While most of Uganda has been on government-ordered lockdown due to COVID-19, GRG has continued to work remotely to help support the former child soldiers, refugees, and communities that we work with.
Our team has worked to remotely support our beneficiaries with valuable information on COVID-19, as well as the recommended precautionary measures by the Ugandan Government and the World Health Organization (WHO), through the groups’ leadership structures.
The chairperson of one of our groups, Te Pwoyo, in Madi Opei, commented that ‘many of the group members miss out on information as they spend most of their time farming. The information GRG has given us, summarising the government directives, and encouraging group members on how best to adapt to these measures, has been invaluable.’ In particular, GRG’s advice on how to embrace household dialogue, as well as effective planting measures, to avoid domestic conflict and food insecurity after the lockdown period, has been ‘very helpful for group members.’

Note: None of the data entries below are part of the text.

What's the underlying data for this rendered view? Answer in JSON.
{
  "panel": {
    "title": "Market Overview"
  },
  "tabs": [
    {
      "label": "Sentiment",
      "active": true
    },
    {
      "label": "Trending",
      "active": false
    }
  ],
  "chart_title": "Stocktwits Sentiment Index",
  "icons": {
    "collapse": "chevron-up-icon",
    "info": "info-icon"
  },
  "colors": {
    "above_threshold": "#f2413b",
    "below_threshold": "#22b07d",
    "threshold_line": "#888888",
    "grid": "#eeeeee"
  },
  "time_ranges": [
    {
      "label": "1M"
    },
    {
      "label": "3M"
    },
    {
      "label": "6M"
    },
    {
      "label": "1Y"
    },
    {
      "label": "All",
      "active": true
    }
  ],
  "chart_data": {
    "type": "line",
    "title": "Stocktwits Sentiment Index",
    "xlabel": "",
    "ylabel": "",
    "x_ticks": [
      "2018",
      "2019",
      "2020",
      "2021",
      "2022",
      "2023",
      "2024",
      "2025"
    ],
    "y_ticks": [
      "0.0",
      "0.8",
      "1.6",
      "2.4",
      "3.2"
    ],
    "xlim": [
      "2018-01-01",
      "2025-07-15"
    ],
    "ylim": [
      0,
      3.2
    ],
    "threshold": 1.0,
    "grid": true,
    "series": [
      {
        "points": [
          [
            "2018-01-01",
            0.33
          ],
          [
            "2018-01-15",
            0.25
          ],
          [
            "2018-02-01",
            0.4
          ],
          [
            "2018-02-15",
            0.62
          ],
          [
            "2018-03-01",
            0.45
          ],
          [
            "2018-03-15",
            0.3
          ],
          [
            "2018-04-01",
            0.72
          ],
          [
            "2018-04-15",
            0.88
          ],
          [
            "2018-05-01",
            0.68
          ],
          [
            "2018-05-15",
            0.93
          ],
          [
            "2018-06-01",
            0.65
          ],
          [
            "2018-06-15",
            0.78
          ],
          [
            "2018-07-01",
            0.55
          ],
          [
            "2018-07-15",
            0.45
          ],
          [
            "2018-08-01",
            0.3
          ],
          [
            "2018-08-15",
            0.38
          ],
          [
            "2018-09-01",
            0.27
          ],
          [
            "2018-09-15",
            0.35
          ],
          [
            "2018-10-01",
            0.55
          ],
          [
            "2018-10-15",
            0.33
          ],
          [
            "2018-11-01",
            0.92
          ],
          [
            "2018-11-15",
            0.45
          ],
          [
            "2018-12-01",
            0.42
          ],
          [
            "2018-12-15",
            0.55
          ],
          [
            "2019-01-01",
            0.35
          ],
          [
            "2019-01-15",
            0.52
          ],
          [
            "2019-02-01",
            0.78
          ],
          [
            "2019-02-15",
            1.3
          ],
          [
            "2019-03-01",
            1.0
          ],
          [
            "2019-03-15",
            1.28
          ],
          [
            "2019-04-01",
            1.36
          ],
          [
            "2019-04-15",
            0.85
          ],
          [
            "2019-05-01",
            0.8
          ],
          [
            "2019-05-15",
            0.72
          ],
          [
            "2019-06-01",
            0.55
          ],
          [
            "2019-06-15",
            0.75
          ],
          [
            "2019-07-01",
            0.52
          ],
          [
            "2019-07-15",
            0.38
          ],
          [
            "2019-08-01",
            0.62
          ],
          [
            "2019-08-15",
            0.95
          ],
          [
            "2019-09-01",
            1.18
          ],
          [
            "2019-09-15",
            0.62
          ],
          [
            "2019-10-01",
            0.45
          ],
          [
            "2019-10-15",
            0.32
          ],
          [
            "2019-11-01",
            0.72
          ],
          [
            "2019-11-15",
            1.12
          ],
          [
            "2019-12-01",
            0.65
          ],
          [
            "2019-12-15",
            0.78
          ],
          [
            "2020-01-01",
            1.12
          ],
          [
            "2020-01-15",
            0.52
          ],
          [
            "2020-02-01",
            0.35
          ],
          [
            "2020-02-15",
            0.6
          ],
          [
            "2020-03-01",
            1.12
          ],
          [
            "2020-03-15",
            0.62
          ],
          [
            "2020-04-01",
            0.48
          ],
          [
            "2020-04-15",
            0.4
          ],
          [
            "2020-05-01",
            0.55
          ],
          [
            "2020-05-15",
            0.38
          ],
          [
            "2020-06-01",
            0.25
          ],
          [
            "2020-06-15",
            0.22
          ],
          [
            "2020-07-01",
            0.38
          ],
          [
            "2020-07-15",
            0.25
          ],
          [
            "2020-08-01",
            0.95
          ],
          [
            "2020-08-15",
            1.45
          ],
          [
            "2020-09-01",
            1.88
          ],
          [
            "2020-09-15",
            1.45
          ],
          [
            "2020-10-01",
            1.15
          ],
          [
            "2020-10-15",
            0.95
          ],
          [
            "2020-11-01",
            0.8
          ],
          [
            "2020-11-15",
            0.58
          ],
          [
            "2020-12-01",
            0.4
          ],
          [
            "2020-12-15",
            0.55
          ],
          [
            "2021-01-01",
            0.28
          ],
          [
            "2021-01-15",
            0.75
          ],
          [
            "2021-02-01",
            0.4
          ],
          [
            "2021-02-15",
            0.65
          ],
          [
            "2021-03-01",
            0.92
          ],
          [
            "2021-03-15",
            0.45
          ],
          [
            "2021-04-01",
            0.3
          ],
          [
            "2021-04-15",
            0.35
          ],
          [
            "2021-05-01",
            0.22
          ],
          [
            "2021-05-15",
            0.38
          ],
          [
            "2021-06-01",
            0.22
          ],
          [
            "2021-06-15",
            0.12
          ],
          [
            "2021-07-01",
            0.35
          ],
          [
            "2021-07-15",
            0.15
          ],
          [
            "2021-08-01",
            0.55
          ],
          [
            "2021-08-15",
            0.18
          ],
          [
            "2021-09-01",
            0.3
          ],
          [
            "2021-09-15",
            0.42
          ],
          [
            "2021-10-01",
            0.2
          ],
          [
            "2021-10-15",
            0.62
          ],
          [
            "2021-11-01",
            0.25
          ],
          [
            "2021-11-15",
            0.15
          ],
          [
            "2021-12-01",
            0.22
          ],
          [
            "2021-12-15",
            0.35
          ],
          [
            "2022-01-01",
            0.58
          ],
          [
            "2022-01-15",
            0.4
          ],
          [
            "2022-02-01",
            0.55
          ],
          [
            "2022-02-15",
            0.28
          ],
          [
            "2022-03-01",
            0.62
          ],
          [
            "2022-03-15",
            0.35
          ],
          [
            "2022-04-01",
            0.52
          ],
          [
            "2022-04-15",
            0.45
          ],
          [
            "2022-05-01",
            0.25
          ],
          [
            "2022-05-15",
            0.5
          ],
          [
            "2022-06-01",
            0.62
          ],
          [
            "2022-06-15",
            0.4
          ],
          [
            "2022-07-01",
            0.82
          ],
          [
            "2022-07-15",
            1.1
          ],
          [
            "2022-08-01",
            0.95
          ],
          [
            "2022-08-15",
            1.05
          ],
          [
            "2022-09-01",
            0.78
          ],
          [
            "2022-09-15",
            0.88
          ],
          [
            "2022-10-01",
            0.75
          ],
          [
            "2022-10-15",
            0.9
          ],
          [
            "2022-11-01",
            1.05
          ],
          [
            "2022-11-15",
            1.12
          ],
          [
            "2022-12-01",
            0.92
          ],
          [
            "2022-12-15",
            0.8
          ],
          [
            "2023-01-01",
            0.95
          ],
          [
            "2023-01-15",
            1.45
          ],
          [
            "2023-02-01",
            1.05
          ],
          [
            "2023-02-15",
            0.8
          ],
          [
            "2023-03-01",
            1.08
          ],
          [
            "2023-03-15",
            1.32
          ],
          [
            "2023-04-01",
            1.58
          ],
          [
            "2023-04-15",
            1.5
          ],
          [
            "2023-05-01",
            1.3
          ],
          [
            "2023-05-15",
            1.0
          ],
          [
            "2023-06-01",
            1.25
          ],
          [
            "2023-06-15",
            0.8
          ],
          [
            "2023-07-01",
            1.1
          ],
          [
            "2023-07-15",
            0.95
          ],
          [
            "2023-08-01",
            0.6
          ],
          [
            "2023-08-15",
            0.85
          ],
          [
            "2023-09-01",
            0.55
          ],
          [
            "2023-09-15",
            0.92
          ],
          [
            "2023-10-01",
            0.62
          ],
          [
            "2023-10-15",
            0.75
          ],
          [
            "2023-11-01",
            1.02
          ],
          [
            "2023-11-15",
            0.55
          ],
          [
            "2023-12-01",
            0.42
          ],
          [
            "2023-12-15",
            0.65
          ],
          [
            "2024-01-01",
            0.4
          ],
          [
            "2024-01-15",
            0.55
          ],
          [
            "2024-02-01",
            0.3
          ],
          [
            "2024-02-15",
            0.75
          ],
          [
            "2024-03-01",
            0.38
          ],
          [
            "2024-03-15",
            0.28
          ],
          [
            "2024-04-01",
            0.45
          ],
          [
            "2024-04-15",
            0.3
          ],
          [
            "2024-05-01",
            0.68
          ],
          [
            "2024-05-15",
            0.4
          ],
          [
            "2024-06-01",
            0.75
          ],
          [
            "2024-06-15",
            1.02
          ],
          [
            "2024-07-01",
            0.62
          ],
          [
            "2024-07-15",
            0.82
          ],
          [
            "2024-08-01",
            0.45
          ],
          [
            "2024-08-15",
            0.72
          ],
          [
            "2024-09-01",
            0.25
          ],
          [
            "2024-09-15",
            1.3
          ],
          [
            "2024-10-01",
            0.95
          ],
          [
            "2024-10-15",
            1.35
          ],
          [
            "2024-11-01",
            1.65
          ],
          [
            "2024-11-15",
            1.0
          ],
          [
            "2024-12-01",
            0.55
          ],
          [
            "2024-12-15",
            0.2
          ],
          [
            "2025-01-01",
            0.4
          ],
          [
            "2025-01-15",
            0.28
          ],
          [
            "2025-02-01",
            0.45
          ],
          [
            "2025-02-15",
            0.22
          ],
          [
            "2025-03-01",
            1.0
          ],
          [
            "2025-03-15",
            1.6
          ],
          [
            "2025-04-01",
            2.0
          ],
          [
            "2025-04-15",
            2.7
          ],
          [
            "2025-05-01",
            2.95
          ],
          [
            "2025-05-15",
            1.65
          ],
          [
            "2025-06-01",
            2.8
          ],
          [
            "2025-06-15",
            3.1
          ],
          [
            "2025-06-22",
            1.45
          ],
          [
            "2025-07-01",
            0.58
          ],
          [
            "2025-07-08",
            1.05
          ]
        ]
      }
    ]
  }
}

Although our beneficiaries are adjusting to the new work modalities, GRG anticipates overwhelming need for its psychosocial programmes once the lockdown is lifted. These programmes will need to tackle stigma and the mental health effects that will follow the likely loss of family members, food insecurity, and domestic violence that is currently on the rise, particularly in the Palabek refugee settlement.
So far, the lockdown measures have had a positive effect on COVID-19, with Uganda recording only 105 active cases by early May, and no deaths to date.
In the post-COVID-19 period, GRG hopes to support its beneficiaries to recover from the complex aftermath of the global pandemic, mainly through Psychosocial programmes. These will consist of trauma recovery, coping-mechanism, anti-stigmatisation workshops, as well as family and group counselling. Our hope is to accompany these programmes with Livelihoods initiatives.